Étiologie du syndrome carcinoïde

Les tumeurs neuroendocrines endocrinologiquement actives (TNE [tumeurs neuroendocrines]) du système endocrinien ou paracrine périphérique diffus produisent diverses amines et polypeptides qui provoquent des symptômes et des signes correspondants, dont le syndrome carcinoïde. Le syndrome carcinoïde est habituellement dû à des TNE (tumeurs neuroendocrines) endocrinologiquement actives qui se développent à partir de cellules neuroendocrines (principalement dans l'iléon, voir Tumeurs de l'intestin grêle) et produisent de la sérotonine. Cependant, il peut résulter de tumeurs neuroendocrines situées ailleurs dans le tube digestif (en particulier l'appendice et le rectum), le pancréas, les bronches ou, rarement, les gonades. Rarement, certaines tumeurs très malignes (p. ex., carcinome à petites cellules du poumon, carcinome des îlots pancréatiques, carcinome médullaire de la thyroïde) sont responsables.

Généralement, une tumeur neuroendocrine intestinale sécrétant de la sérotonine n'entraîne pas de syndrome carcinoïde sauf en cas de métastases hépatiques. En effet, les métabolites libérés par la tumeur sont rapidement détruits par les enzymes sanguines et hépatiques dans le système porte (p. ex., dégradation de la sérotonine par la monoamine oxydase hépatique). Par contre, ces substances métaboliquement actives sont directement libérées par les métastases hépatiques dans la circulation générale par l'intermédiaire des veines sus-hépatiques. Les métabolites libérés par les carcinoïdes primitifs du poumon et de l'ovaire court-circuitent le système porte et peuvent donc induire les mêmes symptômes. De rares TNE (tumeurs neuroendocrines) de l'intestin qui ont fait l'objet d'une dissémination uniquement intra-abdominale, peuvent se drainer dans la circulation systémique ou lymphatique et devenir symptomatiques.
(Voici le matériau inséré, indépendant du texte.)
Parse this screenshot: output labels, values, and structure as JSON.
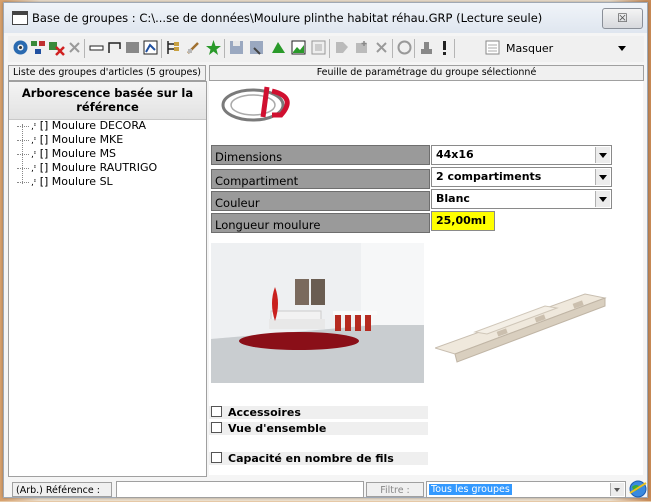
{
  "window": {
    "title": "Base de groupes : C:\\...se de données\\Moulure plinthe habitat réhau.GRP (Lecture seule)",
    "close_label": "☒"
  },
  "toolbar": {
    "masquer_label": "Masquer"
  },
  "headers": {
    "left": "Liste des groupes d'articles (5 groupes)",
    "right": "Feuille de paramétrage du groupe sélectionné"
  },
  "tree": {
    "title_line1": "Arborescence basée sur la",
    "title_line2": "référence",
    "items": [
      {
        "label": "[] Moulure DECORA"
      },
      {
        "label": "[] Moulure MKE"
      },
      {
        "label": "[] Moulure MS"
      },
      {
        "label": "[] Moulure RAUTRIGO"
      },
      {
        "label": "[] Moulure SL"
      }
    ]
  },
  "fields": [
    {
      "label": "Dimensions",
      "value": "44x16"
    },
    {
      "label": "Compartiment",
      "value": "2 compartiments"
    },
    {
      "label": "Couleur",
      "value": "Blanc"
    },
    {
      "label": "Longueur moulure",
      "value": "25,00ml"
    }
  ],
  "checkboxes": [
    {
      "label": "Accessoires"
    },
    {
      "label": "Vue d'ensemble"
    },
    {
      "label": "Capacité en nombre de fils"
    }
  ],
  "statusbar": {
    "ref_label": "(Arb.) Référence :",
    "ref_value": "",
    "filtre_label": "Filtre :",
    "filtre_value": "Tous les groupes"
  },
  "colors": {
    "highlight_yellow": "#ffff00",
    "field_label_bg": "#9a9a9a",
    "selection_blue": "#3399ff"
  }
}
Physiopathologie du syndrome carcinoïde

La sérotonine, la principale hormone produite par certaines TNE (tumeurs neuroendocrines), agit sur les muscles lisses, induisant diarrhée, coliques et malabsorption. L'histamine et la bradykinine, qui sont produites en petites quantités, provoquent des bouffées de chaleur par leurs effets vasodilatateurs.
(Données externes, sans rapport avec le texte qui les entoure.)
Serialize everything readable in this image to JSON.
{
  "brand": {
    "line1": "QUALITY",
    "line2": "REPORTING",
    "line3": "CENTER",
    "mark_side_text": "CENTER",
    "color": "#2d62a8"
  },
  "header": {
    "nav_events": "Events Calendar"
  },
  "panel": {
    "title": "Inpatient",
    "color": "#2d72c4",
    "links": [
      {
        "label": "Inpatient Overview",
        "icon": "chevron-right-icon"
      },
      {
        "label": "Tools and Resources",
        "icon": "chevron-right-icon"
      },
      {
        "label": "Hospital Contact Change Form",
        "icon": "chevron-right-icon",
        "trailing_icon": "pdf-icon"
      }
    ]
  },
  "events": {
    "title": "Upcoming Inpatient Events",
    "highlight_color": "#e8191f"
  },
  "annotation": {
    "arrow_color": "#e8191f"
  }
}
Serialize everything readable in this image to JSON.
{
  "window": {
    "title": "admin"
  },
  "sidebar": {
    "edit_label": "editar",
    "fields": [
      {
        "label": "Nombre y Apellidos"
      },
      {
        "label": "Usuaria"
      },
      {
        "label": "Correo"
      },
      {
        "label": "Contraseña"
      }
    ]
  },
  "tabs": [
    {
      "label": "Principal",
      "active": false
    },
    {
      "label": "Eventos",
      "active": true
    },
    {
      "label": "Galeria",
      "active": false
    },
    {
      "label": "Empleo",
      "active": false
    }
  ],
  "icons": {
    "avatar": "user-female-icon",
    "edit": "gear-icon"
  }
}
Le rôle des prostaglandines et de différentes hormones polypeptidiques, qui peuvent être sécrétées par les cellules paracrines, reste à explorer; des taux élevés d’HCG (human chorionic gonadotropin) et de polypeptide pancréatique sont parfois produits par les TNE (tumeurs neuroendocrines).

Certains patients développent une fibrose endocardique droite, responsable de sténose pulmonaire et d'insuffisance tricuspidienne. Les lésions du cœur gauche, décrites au cours des TNE (tumeurs neuroendocrines) bronchiques, sont rares, car la sérotonine est détruite lors de son passage dans les poumons.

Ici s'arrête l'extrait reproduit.